U.S. doctors and hospitals are beginning to wonder whether they should refuse to care for Ebola patients when intervention is unlikely to help, given the proven danger of catching the virus, Reuters reports

Thomas Duncan, the first person in the U.S. to have Ebola, received dialysis and intubation at Texas Health Presbyterian in Dallas, but died from the disease.
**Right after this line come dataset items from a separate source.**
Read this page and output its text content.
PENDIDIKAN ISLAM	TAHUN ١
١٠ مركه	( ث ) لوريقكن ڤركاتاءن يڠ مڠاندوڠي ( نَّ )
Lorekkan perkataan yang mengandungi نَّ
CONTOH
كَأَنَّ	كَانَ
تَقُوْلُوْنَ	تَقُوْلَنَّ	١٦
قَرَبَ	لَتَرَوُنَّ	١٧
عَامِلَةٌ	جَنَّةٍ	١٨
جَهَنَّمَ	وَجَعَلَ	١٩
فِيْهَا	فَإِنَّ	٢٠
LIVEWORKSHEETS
The infection of two nurses who cared for him, despite some level of protective equipment, has some medical institutions wondering whether they should be asking their doctors and nurses to care for Ebola pateints at all.

Officials from three hospital systems told Reuters that they’re debating whether they should withhold certain individual procedures that involve extensive contact from Ebola patients, or whether they can allow individual doctors to decide whether they’re willing to intervene.
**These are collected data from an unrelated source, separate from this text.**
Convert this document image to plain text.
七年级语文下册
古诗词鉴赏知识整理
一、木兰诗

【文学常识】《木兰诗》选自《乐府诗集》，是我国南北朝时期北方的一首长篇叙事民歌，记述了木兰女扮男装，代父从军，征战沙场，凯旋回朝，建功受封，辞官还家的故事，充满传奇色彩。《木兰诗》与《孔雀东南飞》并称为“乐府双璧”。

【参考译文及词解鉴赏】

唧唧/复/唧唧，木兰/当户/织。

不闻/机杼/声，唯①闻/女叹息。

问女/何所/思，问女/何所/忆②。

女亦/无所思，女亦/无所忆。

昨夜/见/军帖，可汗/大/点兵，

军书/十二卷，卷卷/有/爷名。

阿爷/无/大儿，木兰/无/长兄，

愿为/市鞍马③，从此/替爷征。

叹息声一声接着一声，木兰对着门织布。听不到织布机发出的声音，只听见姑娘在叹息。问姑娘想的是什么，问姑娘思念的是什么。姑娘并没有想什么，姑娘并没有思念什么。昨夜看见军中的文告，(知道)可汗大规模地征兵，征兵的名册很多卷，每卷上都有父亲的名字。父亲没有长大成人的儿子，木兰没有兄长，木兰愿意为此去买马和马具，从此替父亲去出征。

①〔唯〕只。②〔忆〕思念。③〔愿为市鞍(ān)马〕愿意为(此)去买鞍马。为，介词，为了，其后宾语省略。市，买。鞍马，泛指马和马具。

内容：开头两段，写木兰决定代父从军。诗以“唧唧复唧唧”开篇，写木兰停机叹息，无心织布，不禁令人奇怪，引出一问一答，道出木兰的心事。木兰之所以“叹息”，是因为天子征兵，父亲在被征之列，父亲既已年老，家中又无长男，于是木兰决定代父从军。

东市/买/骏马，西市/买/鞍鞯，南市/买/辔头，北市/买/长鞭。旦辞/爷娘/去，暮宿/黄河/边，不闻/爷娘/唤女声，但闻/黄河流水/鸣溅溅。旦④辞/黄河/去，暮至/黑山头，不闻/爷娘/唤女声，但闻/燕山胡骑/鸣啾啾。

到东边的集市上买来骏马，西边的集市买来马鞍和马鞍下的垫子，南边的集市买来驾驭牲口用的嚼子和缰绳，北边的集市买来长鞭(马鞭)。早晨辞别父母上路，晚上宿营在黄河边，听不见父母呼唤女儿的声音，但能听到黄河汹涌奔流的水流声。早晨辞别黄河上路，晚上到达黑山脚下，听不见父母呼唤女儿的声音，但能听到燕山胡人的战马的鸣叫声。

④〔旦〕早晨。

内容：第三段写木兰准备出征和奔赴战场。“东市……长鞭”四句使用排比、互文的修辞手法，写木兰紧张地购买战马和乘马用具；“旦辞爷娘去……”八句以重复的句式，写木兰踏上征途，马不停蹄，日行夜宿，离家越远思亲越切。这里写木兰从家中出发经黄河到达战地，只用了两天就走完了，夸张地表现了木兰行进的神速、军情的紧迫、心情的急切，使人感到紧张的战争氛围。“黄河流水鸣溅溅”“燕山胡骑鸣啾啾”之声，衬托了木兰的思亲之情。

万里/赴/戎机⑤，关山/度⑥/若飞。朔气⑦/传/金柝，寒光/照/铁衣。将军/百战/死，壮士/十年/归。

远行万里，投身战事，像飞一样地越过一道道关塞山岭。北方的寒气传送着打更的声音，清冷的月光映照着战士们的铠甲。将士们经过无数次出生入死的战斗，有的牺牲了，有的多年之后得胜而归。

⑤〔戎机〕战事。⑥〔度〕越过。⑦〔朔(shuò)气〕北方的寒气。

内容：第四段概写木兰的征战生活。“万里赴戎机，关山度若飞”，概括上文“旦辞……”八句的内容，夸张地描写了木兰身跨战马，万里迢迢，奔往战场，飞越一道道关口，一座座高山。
Reuters also claims that medical ethics experts are garnering more questions than usual about when it’s ethical for doctors to refuse to care for patients because of the risk of infection.

The administration’s current Ebola policy will send specialized ‘Ebola response teams’ to any hospital with a verified Ebola patient within hours. The Centers for Disease Control and Prevention chief Tom Frieden admitted earlier this month that the agency should have sent more infection control advisers to Dallas immediately upon learning that Duncan was suffering from Ebola. (RELATED: CDC: Sure Wish We’d Have Gone In Right After First Ebola Diagnosis) 

But even so, not all hospital and staff are trained in protocols to avoid Ebola and those without training or proper equipment may be at higher risk when performing extensive or invasive procedures on infectious patients. (RELATED: Report: Texas Ebola Nurses Had No Protective Gear For Two Days)

The CDC is working on establishing clinical guidelines for how to provide dialysis for Ebola patients.

“This is another example of how this 21st century viral threat has pulled us back into the 19th century,” University of Michigan medical historian Dr. Howard Markel told Reuters.